The Story of the Ellenita.

“As soon as we got out clear of Apia reef and well to sea, look-outs were posted aloft on both masts; and we were all on the alert for a sight of the driftaways. Then we were told that the missing people were from an American brig called the Ellenita, which had sunk somewhere to the north of Savaii Island. The whaleboat that brought the news had come from Savaii, where the captain and some of the crew had landed in a boat. The captain's name was Hayes. That was the first we heard of the afterwards celebrated Bully Hayes, but it was not his first coming to the South Seas. He had been sailoring in the Pacific since about 1853. This Jost vessel of his, the Ellenita, was a brig of some three hundred tons. We heard all about the wreck later. He got a vessel somehow at San Francisco, and hoisted the flag of some fancy little republic called New Grenada. Nine or ten people, one of them a woman, had taken passage in the brig for Sydney. Hayes gave some of them the slip, he sailed without them. It was all of a piece with the tricks he played in the Pacific Islands afterwards. His last day in San Francisco was a Sunday. He persuaded several of the passengers to go to church with him. He left them there—left them in the lurch, waiting at the church, and got away to sea that night, taking all their baggage with him. There was one woman passenger; he didn't leave her behind. His crew were a tough lot some of them, all whites, thirteen men and a boy.
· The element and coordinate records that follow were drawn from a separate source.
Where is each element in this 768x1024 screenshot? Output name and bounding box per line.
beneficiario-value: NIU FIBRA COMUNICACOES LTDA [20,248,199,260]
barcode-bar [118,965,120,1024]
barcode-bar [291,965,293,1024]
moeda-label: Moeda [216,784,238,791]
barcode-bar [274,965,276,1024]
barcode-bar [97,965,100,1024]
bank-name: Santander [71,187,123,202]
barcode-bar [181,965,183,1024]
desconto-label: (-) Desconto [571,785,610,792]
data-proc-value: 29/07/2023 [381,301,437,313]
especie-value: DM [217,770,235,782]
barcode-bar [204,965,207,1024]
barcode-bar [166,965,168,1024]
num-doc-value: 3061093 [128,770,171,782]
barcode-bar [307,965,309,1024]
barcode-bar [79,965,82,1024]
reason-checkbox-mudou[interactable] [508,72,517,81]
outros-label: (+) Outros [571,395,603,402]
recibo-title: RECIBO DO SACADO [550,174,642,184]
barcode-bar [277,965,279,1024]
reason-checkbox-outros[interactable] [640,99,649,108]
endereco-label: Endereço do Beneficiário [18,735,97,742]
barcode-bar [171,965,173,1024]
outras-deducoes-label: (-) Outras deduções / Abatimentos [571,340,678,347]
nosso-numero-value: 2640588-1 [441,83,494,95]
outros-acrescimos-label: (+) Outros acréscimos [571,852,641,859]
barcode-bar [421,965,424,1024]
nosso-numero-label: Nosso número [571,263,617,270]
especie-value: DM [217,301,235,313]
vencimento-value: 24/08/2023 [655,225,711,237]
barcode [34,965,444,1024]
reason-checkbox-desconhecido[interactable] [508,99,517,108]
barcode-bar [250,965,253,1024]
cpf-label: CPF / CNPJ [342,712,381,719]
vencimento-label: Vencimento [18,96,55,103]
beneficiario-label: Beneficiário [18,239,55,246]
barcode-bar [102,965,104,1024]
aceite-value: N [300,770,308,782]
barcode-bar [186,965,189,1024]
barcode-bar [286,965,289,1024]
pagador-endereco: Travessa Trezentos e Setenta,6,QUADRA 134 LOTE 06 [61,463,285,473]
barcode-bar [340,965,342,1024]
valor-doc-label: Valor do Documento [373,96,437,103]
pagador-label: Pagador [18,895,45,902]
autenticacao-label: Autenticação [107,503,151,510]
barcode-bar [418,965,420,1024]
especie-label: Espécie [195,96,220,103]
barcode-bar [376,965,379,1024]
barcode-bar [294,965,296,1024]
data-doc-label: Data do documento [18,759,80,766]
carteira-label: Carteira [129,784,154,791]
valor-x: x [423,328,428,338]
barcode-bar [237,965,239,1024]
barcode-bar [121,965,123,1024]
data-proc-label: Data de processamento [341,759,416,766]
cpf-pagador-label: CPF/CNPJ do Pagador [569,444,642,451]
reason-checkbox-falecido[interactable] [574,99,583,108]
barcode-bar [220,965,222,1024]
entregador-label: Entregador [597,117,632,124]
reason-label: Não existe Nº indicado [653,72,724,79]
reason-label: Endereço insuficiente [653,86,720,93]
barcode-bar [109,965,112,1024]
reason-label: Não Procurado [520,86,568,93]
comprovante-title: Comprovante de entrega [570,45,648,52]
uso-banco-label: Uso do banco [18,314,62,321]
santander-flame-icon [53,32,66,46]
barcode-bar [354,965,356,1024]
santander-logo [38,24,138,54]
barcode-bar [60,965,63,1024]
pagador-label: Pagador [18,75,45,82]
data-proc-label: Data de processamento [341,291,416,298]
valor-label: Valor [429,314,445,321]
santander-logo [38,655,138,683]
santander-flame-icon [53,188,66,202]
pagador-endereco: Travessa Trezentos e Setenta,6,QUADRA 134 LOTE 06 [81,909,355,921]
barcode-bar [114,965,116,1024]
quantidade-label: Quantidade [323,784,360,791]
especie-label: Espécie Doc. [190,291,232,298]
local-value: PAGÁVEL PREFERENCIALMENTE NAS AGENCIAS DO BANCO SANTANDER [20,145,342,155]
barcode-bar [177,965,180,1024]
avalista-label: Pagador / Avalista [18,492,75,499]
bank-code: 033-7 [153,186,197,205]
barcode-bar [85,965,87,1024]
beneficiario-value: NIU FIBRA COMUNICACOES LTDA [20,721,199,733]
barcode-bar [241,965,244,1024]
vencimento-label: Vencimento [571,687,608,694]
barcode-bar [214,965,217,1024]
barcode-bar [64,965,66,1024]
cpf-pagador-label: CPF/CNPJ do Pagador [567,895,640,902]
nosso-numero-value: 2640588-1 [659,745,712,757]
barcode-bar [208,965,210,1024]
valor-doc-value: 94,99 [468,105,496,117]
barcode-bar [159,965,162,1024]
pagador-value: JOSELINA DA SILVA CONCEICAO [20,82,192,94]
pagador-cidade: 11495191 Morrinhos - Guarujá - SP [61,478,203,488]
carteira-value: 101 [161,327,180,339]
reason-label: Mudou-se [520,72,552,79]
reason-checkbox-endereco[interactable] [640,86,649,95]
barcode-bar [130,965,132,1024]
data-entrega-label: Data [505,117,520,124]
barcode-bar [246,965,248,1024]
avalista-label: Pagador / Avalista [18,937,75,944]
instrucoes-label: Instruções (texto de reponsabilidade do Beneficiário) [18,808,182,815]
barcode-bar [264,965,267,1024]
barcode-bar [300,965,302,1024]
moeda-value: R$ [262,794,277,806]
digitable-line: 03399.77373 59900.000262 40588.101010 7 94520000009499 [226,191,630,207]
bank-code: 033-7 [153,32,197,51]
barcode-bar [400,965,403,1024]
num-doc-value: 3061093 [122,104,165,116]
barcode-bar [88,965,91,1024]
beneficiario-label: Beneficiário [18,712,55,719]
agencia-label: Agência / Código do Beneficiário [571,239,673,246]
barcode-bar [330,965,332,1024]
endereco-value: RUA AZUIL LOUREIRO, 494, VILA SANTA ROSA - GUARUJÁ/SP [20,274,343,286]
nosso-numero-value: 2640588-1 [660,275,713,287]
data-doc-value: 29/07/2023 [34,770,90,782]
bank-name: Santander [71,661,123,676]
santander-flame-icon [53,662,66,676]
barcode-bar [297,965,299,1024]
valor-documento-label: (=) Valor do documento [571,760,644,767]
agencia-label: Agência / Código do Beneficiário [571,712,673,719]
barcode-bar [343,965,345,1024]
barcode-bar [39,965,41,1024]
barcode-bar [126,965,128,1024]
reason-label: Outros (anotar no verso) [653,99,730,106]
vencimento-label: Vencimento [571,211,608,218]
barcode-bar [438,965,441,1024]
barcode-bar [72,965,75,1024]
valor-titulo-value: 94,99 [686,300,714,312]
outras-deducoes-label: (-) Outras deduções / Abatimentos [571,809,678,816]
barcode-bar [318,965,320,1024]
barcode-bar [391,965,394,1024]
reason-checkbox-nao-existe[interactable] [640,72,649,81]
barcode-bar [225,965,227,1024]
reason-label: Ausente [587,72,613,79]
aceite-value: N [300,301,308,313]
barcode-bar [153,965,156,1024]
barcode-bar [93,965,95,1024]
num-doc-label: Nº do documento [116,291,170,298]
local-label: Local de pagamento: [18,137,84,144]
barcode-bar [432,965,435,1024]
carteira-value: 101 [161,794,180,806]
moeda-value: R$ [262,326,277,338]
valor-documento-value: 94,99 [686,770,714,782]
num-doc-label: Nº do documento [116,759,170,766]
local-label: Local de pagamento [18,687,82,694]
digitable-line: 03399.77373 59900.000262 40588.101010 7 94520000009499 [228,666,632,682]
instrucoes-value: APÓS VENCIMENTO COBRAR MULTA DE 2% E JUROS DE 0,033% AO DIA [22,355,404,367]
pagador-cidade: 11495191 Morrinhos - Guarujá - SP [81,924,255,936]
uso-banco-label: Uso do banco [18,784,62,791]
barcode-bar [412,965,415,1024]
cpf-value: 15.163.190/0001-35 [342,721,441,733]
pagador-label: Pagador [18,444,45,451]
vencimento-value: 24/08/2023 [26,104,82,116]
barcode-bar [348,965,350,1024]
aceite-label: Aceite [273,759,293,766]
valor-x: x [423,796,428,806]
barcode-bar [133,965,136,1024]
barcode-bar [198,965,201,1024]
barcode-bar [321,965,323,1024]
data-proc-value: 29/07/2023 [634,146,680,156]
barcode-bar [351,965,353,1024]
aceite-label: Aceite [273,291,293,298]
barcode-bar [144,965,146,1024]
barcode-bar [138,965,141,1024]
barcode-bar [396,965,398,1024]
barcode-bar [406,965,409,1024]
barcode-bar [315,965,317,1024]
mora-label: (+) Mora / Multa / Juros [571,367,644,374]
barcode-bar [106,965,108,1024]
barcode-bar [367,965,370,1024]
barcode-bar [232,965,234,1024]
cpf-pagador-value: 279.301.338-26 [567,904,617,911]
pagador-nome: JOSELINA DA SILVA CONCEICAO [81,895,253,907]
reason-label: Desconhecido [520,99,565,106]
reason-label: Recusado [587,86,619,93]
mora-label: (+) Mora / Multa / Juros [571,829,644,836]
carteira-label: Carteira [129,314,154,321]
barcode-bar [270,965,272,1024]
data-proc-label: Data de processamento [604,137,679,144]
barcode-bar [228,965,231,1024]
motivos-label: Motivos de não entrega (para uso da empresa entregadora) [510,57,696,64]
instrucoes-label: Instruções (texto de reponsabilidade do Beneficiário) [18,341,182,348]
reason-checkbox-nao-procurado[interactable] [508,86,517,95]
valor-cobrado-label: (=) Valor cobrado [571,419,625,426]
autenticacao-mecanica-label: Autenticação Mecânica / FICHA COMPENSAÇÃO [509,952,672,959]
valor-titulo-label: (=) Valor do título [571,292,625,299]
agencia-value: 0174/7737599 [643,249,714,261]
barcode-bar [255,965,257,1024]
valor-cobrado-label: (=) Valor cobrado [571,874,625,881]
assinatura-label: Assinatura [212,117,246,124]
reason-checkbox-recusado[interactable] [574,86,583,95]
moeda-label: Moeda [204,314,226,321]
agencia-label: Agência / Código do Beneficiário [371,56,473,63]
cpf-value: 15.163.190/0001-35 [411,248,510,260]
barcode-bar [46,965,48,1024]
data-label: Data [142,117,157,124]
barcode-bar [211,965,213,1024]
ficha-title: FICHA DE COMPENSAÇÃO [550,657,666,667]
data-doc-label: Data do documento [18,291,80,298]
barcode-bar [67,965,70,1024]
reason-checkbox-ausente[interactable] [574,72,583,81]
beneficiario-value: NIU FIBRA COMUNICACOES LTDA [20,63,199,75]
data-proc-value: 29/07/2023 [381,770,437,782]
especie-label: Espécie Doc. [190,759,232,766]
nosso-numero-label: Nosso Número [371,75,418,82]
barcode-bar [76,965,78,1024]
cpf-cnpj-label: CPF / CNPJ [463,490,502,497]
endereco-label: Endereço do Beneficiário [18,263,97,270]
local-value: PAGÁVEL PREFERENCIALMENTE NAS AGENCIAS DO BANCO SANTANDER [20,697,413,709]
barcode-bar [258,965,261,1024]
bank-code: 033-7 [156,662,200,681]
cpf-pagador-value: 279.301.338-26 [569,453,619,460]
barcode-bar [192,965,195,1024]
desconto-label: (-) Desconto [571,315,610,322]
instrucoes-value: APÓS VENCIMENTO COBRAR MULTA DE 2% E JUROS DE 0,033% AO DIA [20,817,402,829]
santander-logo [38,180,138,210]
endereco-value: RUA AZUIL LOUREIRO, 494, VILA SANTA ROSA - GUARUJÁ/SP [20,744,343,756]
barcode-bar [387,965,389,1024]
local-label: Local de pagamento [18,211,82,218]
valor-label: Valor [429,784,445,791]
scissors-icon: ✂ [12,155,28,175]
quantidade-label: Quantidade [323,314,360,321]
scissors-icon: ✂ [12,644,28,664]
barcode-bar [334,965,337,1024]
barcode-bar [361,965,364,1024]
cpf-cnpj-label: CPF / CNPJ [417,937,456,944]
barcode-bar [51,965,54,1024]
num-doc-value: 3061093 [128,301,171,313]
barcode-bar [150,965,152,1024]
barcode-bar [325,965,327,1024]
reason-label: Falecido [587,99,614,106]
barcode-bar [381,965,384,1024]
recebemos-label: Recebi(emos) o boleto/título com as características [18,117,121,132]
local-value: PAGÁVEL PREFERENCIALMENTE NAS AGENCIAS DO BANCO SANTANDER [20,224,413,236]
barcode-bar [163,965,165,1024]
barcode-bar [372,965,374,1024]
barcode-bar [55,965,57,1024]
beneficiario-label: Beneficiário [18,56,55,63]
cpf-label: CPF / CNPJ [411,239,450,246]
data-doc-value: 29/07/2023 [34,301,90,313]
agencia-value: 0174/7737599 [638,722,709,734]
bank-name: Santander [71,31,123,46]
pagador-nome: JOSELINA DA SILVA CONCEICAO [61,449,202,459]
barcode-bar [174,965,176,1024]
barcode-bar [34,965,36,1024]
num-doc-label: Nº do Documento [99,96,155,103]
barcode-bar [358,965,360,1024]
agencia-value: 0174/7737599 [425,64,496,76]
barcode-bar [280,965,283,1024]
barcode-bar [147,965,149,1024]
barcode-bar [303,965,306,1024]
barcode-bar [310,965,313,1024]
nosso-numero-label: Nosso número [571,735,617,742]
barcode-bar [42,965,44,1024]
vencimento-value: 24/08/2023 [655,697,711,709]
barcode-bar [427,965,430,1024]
The brig sprang a leak. There was no carpenter on board, and the ship gradually filled and sank. The pump was choked by some bags of beans that swelled. There was only one boat fit for use. Hayes and some of the brig's people got into her, most of the others left the sinking brig on a raft they had knocked together. Boat and raft were provisioned, and each had a mast and sail. Hayes took a couple of the passengers with him— one was the woman—and several of the crew, and took the raft in tow. He told the people on the raft that he would stand by them, but in the night, so the story went, he cut the raft adrift and left them there; perhaps it broke away, at any rate he had disappeared when daylight came. He reached Savaii, and that was how we got the news.